Entzündungen –  unser körpereigenes Notfallteam. Sie eilen herbei, wenn wir uns verletzen, bekämpfen Eindringlinge und helfen bei der Heilung. Eigentlich ein Segen, oder? Doch wie so oft im Leben gilt auch hier: Die Dosis macht das Gift. Was passiert, wenn dieses Rettungsteam nicht mehr nach Hause geht? Wenn es im Dauereinsatz bleibt, auch ohne akute Bedrohung?

Was ist eine chronische Entzündung?

Chronische Entzündung ist ein anhaltender Zustand, bei dem das Immunsystem dauerhaft aktiviert bleibt. Im Gegensatz zur akuten Entzündung, die eine normale und notwendige Reaktion des Körpers auf Verletzungen oder Infektionen darstellt, hält die chronische Entzündung über Wochen, Monate oder sogar Jahre an.

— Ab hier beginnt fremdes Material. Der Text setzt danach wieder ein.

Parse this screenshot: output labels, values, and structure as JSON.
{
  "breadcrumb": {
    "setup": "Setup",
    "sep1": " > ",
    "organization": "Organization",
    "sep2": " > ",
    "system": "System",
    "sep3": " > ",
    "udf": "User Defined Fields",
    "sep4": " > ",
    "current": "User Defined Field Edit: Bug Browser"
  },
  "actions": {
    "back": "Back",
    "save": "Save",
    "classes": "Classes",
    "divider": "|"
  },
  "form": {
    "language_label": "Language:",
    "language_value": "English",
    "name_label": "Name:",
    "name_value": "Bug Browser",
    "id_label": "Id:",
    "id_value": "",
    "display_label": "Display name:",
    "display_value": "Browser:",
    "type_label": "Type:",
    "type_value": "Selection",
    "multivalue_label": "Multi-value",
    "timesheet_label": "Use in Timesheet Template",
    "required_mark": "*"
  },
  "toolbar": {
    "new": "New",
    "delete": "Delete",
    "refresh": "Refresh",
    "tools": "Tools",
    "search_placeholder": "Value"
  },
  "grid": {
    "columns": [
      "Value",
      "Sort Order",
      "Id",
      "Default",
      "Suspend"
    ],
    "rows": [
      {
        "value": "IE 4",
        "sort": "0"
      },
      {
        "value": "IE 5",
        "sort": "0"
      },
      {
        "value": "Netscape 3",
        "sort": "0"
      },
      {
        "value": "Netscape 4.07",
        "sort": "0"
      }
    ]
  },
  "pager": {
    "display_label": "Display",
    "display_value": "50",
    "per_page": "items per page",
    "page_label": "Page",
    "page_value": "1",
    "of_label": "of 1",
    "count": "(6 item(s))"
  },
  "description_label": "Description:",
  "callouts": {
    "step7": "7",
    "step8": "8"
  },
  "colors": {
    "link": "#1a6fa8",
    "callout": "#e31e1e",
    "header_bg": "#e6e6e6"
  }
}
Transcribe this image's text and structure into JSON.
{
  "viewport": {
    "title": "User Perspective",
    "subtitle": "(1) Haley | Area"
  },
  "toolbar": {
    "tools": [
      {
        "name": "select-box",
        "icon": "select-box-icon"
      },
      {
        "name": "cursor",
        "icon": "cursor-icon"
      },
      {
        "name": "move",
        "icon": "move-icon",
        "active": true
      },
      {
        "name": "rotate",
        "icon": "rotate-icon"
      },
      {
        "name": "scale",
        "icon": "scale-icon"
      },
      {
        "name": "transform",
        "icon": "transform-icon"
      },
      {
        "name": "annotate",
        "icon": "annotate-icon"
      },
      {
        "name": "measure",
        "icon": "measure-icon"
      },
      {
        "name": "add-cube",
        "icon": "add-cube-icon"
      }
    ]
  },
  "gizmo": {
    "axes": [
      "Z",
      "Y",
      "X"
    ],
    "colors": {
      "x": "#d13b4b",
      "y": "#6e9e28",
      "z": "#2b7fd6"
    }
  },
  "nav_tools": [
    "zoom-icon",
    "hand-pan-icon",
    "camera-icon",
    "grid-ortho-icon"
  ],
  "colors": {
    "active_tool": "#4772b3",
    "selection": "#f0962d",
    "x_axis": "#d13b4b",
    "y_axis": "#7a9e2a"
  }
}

Einige Risikofaktoren für chronische Entzündung:

  1. Andauernde Exposition gegenüber Reizstoffen (z. B. Umweltgifte, Allergene)
  2. Autoimmunerkrankungen
  3. Anhaltender Stress
  4. Ungesunde Ernährung (reich an verarbeiteten Lebensmitteln, Zucker und gesättigten Fetten)
  5. Übergewicht und Adipositas
  6. Bewegungsmangel
  7. Schlafmangel oder schlechte Schlafqualität

Welche Erkrankungen wurden mit chronischer Entzündung in Verbindung gebracht?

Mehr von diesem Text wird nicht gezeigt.